His words were echoed by Korea Chamber of Commerce and Industry Chairman Park Yong-maan and Korea Federation of SMEs Chairman Kim Ki-mun.
Also, a number of online petitions have been made at Cheong Wa Dae’s website demanding that Lee be released, gaining more than 66,000 signatures as of 2 p.m. Monday. Another petition calling for stern punishment for Lee, on the other hand, had some 1,600 signatures.
The case of the Samsung Electronics vice chairman goes back to the former Park Geun-hye administration and the power-rigging scandal that led to Park’s impeachment in late 2016. The Samsung chief was charged with bribing Park’s former confidant, then known as Choi Soon-sil, to obtain the government’s help in securing control of Samsung Group.

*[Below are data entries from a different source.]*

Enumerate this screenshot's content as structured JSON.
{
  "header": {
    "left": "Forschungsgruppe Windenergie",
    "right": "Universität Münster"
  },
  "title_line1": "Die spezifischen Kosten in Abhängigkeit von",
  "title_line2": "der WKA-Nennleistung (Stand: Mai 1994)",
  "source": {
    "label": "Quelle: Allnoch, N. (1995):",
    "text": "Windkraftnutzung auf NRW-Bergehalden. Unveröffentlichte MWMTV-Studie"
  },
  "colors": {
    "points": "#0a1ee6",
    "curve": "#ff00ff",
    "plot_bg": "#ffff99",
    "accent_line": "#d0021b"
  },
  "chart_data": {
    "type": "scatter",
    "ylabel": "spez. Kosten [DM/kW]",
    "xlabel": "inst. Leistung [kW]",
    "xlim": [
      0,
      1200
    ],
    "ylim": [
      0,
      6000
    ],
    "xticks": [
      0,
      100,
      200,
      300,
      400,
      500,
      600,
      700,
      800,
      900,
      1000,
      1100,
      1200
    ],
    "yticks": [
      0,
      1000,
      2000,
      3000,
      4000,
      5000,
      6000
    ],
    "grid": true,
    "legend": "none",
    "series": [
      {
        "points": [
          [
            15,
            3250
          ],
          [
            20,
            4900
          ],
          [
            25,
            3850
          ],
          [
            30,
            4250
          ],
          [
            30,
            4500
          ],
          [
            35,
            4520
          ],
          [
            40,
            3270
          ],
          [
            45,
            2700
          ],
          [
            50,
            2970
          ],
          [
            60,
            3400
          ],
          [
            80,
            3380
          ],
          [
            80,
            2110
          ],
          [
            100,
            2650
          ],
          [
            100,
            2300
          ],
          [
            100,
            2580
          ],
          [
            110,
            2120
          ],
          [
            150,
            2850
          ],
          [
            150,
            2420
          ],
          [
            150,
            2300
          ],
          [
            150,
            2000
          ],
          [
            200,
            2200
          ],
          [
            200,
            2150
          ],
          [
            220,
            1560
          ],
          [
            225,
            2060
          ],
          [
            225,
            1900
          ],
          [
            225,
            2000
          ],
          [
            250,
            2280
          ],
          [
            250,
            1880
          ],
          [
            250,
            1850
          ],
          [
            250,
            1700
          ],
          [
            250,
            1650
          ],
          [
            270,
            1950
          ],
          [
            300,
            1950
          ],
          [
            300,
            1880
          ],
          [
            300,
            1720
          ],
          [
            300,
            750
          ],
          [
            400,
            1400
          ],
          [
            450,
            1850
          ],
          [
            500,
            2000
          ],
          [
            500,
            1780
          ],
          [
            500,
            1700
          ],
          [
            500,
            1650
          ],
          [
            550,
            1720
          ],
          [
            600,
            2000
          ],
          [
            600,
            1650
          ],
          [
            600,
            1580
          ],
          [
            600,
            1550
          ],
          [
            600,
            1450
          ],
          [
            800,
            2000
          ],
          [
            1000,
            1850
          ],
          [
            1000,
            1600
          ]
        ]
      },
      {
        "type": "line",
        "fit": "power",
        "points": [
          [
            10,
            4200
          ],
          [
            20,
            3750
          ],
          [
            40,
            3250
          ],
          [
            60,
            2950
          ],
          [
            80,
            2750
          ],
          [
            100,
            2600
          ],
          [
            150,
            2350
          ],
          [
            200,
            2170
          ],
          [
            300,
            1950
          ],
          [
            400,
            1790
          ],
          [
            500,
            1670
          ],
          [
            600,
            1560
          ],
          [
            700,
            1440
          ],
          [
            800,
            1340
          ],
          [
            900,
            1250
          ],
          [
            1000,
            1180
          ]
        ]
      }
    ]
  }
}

He was initially sentenced to five years in prison in 2017, but was freed the following year after an appellate court reduced the term to 2 1/2 years, suspended for four years.
The case reached the Supreme Court but was returned to the appellate court in 2019 as the top court decided that some key bribery charges had been omitted. Samsung had also spent 3.4 billion won ($3.08 million) to purchase horses for Choi’s daughter and made a separate donation to a sports foundation, bringing the total amount to 8.6 billion won.
During the final hearing in late December, prosecutors demanded a nine-year term, down from the previous 12 years called for during the first and second trials.
Delivering his final statement, Lee expressed regrets and vowed to atone for his wrongdoings.
“I had to sit down with former President Park while I was in a difficult situation after my father suddenly collapsed. I will never repeat such an act again,” Lee said.
“I want to make a new Samsung that fits the country’s status, and repay my respected father.”
Following his father’s death in October, Lee was expected to be promoted to chairman after the retrial procedure wrapped up.